I remember being at one tip and going into the office to see how long I’ll be as getting close to the end of my hours. The response I got was are you on E-logs or paper■■? I replied it doesn’t matter what I’m on you got 45 mins and I’m pulling out and be back in just over 10 hrs
taffytrucker:
I remember being at one tip and going into the office to see how long I’ll be as getting close to the end of my hours. The response I got was are you on E-logs or paper■■? I replied it doesn’t matter what I’m on you got 45 mins and I’m pulling out and be back in just over 10 hrs
Yes, I’ve also done this and paid the price for it in my wages when I did return in 10 hours, only to be told to book another appointment and to come back in another 24 hours from that point. While we get paid by the mile we’ll never be in a position to lay the law down and we’ll lose every battle we enter if they so wish.

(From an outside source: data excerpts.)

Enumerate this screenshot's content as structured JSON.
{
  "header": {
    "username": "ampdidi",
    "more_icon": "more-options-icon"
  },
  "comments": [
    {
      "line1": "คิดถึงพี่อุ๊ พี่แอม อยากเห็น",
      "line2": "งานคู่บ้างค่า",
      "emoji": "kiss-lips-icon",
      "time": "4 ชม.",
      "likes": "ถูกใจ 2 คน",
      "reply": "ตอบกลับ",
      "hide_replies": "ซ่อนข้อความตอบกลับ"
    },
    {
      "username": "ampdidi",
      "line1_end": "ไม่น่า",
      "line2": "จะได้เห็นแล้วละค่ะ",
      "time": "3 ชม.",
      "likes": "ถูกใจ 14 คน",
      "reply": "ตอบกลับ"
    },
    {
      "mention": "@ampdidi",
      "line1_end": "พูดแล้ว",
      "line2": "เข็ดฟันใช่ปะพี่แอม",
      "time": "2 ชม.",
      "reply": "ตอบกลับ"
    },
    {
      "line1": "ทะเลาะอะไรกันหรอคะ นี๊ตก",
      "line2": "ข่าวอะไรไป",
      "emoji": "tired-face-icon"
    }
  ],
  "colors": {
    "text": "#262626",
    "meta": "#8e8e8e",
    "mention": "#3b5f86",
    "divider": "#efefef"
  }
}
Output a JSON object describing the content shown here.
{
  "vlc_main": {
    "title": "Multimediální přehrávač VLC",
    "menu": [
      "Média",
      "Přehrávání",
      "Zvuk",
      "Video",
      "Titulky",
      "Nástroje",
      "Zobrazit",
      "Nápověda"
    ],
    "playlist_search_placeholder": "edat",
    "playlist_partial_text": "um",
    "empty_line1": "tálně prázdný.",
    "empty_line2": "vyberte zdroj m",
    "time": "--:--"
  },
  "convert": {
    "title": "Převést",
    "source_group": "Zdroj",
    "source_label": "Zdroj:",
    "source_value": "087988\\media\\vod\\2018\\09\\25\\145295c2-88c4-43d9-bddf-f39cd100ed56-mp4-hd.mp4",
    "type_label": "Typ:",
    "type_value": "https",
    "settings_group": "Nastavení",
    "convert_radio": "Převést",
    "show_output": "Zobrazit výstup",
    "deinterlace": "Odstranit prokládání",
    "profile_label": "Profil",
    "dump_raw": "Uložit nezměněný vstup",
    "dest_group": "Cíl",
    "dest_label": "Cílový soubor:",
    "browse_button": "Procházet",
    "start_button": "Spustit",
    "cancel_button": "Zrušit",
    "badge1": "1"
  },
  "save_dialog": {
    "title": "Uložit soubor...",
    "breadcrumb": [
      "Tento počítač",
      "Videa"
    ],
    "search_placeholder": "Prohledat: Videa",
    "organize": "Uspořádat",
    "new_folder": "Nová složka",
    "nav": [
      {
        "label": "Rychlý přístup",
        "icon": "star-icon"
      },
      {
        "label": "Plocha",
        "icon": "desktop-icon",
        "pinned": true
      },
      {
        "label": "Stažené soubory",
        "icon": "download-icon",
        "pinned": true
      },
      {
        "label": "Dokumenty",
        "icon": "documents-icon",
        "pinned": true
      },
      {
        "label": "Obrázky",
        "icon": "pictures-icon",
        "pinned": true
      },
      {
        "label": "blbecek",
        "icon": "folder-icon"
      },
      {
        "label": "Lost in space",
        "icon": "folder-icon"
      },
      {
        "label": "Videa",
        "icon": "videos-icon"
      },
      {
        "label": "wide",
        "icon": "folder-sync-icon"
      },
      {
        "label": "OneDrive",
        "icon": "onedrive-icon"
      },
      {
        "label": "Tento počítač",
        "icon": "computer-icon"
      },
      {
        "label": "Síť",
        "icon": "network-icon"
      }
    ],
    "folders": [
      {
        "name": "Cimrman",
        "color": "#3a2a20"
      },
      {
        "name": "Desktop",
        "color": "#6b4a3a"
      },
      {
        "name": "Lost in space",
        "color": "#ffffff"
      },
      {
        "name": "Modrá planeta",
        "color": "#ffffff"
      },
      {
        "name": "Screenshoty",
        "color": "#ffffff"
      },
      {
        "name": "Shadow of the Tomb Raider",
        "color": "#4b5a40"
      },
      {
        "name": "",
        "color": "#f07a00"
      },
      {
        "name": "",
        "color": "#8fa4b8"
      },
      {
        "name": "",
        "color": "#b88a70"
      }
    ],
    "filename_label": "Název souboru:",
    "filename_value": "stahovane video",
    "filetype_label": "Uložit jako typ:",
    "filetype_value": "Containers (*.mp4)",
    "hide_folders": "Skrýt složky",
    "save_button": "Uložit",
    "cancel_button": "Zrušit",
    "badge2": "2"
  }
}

Wait until the those e logs become law, my decision to run Canada only with 13hr driving days and none of that silly restart nonsense will make sense then
Not that it matters to me, this lorry driving lark is only a stop gap until I win the lotto
newmercman:
Wait until the those e logs become law, my decision to run Canada only with 13hr driving days and none of that silly restart nonsense will make sense thenNot that it matters to me, this lorry driving lark is only a stop gap until I win the lotto
That decision won’t look so good though if Quebec and Ontario then decide to get the Canadian federal government to adopt EU hours and tacho regs and limiters set at 90 kmh .I think I’d be investing in buying lots of those lottery tickets.